Treatment of psychogenic infertility
Medical tactics are aimed at reducing the level of stress response, restoring a normal emotional background, correcting psychological problems. Often, functional forms of infertility are characterized by high therapeutic resistance and require long-term complex treatment. A woman with signs of psychogenic infertility is recommended:
- Destruction of the reproductive hyperdominant. Conception often occurs after the infertile patient ceases to concentrate on the impossibility of getting pregnant. In some cases, switching to new tasks — IVF, adoption, the use of surrogate mother services — contributes to the restructuring of neurohumoral regulation and the onset of pregnancy. Distraction to bright positive emotions (travel, family vacation in an unusual place, etc.) can be effective.
- Reducing stress levels. In case of idiopathic infertility that has arisen against the background of constant overloads, it is recommended to reduce the volume of work and household duties, adjust the work and rest regime, normalize night sleep. The rejection of ovulation control is often positive. Sedatives, tranquilizers, antidepressants, physiotherapy (magnesium electrophoresis, electroson, hot tubs, etc.) can help women with severe emotional disorders.
- Psychotherapeutic effects. Working with a clinical psychologist or psychotherapist allows you to accurately identify and then eliminate psychological blocks (fears, secondary benefits from infertility, interpersonal conflicts, etc.) that prevent conception. Depending on the personal and characterological characteristics of the patient, different methods are used: cognitive behavioral therapy, psychoanalytic sessions, body-oriented effects, gestalt therapy, art therapy.

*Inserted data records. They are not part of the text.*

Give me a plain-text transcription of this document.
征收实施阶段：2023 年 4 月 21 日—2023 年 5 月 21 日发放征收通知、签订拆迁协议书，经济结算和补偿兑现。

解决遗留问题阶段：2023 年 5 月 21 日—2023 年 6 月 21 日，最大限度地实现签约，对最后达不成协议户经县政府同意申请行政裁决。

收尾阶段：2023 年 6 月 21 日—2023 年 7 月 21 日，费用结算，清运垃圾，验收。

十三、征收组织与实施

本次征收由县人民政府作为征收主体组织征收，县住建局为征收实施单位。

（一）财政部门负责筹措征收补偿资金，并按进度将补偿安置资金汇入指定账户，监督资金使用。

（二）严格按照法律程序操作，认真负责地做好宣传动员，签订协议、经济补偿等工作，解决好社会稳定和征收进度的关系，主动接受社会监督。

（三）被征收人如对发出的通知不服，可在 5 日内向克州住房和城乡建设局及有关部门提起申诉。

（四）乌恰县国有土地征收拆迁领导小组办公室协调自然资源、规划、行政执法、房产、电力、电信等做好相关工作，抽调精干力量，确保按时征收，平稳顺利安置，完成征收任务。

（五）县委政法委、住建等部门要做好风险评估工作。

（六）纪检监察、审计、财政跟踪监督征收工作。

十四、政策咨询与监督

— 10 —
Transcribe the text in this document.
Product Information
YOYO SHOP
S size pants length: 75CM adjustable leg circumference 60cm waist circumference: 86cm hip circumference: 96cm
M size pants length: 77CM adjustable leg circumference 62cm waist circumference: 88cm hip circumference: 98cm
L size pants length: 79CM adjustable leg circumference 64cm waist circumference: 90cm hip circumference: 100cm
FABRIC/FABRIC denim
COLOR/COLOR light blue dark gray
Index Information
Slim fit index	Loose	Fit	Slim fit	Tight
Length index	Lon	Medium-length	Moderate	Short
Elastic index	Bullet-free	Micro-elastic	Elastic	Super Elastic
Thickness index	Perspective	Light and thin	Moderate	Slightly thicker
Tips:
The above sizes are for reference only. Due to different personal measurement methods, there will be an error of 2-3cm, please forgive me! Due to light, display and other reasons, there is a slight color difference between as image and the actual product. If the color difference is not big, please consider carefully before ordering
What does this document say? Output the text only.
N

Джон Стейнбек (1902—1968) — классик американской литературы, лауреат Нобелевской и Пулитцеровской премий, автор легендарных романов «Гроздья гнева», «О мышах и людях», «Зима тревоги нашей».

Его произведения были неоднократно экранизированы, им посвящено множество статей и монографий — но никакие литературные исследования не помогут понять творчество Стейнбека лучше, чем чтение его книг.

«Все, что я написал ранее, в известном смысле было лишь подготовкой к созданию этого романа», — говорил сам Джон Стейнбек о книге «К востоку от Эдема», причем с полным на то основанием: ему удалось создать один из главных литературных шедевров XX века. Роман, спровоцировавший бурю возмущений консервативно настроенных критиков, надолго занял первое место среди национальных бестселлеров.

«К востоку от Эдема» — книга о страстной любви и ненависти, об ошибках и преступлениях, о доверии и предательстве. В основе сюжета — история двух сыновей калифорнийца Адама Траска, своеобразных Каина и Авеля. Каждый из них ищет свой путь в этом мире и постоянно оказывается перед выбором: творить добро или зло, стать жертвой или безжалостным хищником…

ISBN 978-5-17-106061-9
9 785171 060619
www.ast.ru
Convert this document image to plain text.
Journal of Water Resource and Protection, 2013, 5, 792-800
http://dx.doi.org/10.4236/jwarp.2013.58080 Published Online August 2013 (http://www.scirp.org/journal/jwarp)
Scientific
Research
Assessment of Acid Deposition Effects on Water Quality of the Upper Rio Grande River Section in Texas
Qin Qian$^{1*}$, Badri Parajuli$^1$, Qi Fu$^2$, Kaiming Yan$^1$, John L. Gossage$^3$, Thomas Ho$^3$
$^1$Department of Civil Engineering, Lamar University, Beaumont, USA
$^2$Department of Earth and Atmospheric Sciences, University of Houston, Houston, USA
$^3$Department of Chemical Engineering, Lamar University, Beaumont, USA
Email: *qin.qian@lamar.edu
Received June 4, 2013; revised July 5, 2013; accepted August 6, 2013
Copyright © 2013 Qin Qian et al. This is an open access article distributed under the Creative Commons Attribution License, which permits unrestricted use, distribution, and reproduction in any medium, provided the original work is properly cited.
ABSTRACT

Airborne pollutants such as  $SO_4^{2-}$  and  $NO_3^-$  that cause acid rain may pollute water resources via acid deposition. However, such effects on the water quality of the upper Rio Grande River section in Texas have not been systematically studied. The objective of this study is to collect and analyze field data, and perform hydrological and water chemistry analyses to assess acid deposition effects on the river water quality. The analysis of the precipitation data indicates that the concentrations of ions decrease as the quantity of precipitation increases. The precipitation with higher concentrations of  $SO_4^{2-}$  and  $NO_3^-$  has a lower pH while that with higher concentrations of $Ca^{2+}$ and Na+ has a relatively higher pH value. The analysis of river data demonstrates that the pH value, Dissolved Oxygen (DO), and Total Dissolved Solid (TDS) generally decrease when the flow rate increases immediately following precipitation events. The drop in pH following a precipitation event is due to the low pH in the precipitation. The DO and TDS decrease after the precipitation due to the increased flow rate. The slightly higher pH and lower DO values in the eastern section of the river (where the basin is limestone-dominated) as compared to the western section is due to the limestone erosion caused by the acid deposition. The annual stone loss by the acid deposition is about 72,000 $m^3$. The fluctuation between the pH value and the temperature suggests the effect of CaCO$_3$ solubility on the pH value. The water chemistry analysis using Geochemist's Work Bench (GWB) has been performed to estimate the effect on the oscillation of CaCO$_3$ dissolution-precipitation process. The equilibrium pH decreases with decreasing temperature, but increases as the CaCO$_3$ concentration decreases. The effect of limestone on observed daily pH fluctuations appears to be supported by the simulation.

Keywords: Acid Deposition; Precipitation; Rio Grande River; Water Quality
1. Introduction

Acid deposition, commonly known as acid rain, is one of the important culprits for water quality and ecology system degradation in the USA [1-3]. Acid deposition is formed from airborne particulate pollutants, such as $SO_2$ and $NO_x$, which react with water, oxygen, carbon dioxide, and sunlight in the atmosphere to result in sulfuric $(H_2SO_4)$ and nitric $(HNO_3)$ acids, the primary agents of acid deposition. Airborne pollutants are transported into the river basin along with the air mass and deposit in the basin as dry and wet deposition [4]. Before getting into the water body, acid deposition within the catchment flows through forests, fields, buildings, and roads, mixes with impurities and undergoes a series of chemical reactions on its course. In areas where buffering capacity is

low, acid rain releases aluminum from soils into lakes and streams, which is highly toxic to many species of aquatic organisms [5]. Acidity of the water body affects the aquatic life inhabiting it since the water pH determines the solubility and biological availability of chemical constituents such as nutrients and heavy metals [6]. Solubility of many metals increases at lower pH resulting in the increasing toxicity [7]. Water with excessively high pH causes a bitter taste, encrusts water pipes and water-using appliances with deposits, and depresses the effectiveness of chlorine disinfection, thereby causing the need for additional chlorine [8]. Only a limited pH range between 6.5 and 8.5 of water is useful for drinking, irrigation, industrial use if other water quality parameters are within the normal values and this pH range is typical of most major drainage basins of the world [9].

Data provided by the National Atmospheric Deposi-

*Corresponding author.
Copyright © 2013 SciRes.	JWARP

Drug stimulation of ovulation in psychological infertility may be ineffective due to hormonal imbalance and concomitant functional disorders in the reproductive organs. In persistent forms of psychogenic infertility after correction of psychoemotional disorders, assisted reproductive technologies (stimulation of superovulation, artificial insemination, IVF, participation in the surrogacy program) are shown.
Prognosis and prevention
Despite the functional nature of the disorder, the restoration of fertility in the psychological form of infertility is considered one of the most difficult therapeutic tasks in reproduction. Achieving positive results is possible only with an integrated approach combining properly selected medical and psychological effects with lifestyle changes. Primary prevention of psychogenic infertility has not been developed in detail. A balanced work schedule, sufficient rest, a positive worldview, and the maintenance of friendly family relationships are considered useful for maintaining fertility.